Check whether the event $E_1\text{and }{E}_2$ are independent or not.

Explain the answer.

Answer to Problem 42E

Event $E_1\text{and }{E}_2$ are not independent.

Explanation of Solution

Calculation:

Event $E_1$ denotes that wafer is from lot A and $E_2$ wafer is conforming.

Independent events:

Two events $E_1$ and $E_2$ are said to be independent if occurrence of one does not affect the other.
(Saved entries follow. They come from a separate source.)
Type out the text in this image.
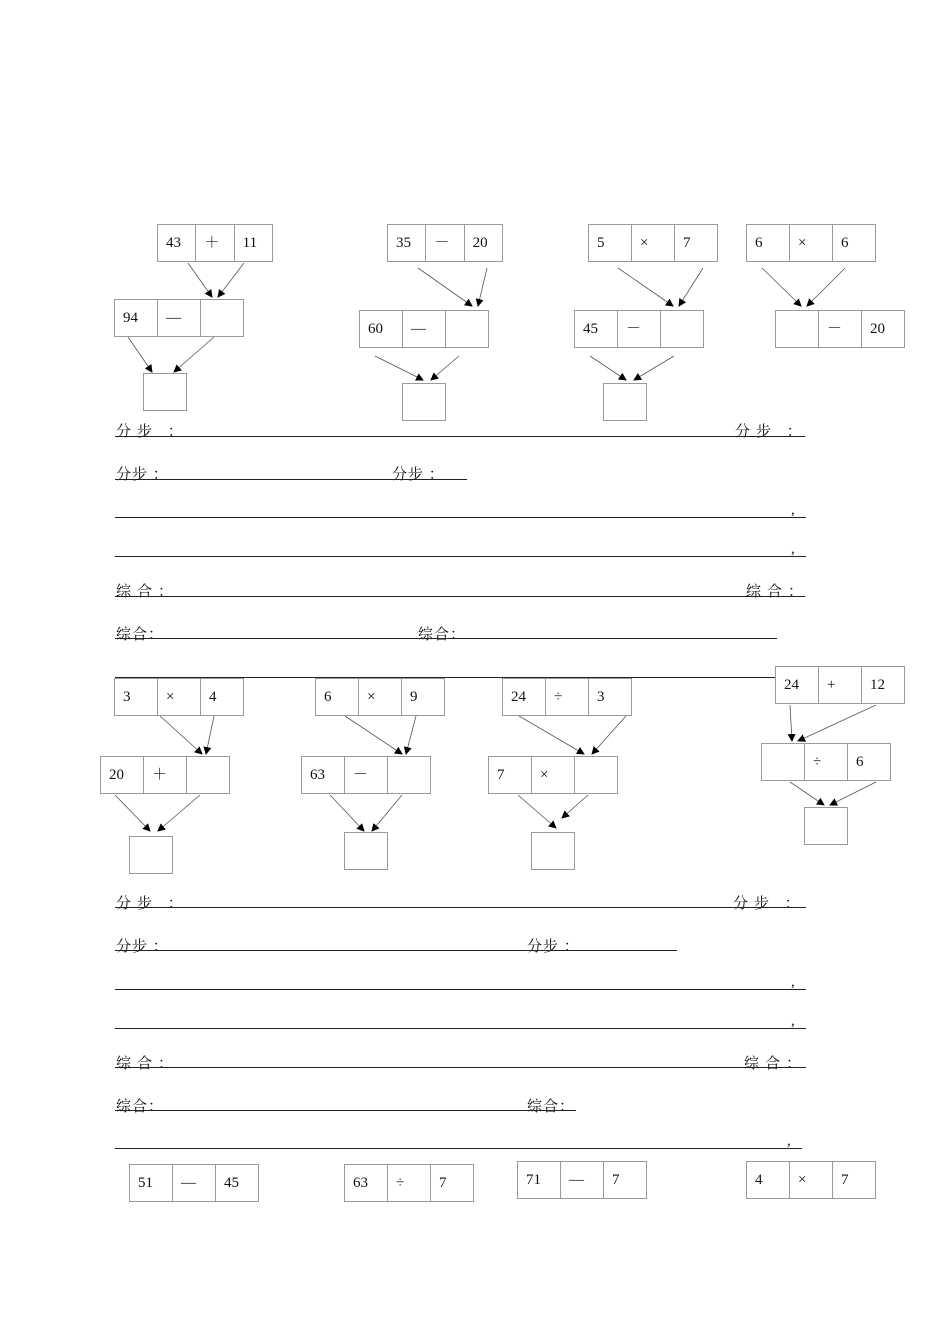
43	＋	11
94	—
35	－	20
60	—
5	×	7
45	－
6	×	6
－	20
分步 ：	分步 ：
分步 ：	分步 ：
,
,
综合：	综合：
综合：	综合：
3	×	4
20	＋
6	×	9
63	－
24	÷	3
7	×
24	+	12
÷	6
分步 ：	分步 ：
分步 ：	分步 ：
,
,
综合：	综合：
综合：	综合：
,
51	—	45	63	÷	7	71	—	7	4	×	7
If the events $E_1$ and $E_2$ are independent then $P\left(E_1\text{and}{E}_2\right)=P\left(E_1\right)\times P\left(E_2\right)$.

Here, event $E_1$ denotes that wafer is from lot A which is same as event A in part (a) and event $E_2$ denotes that wafer is conforming which is same as event B in part (b), and event ‘$E_1\text{and}{E}_2$’ denotes that wafer is from lot A and is conforming which is same as event ‘A and B’ in part (c).

From part (a) it is clear that,

$\begin{array}{c}P\left(E_1\right)=P\left(A\right)\\ =0.1667\end{array}$.

From part (b) it is clear that,

$\begin{array}{c}P\left(E_2\right)=P\left(B\right)\\ =0.855\end{array}$.

From part (c) it is clear that,

$\begin{array}{c}P\left(E_1\text{and }{E}_2\right)=P\left(A\text{and}B\right)\\ =0.1467\end{array}$.

Substitute these values in the formula for conditional probability.

Therefore,

$\begin{array}{c}P\left(E_1\right)\times P\left(E_2\right)=\left(0.1667\right)\times \left(0.855\right)\\ =0.1425\\ \ne P\left(E_1\text{and }{E}_2\right)\end{array}$

That is, $P\left(E_1\text{and}{E}_2\right)\ne P\left(E_1\right)\times P\left(E_2\right)$

Thus, the events $E_1\text{and }{E}_2$ are not independent.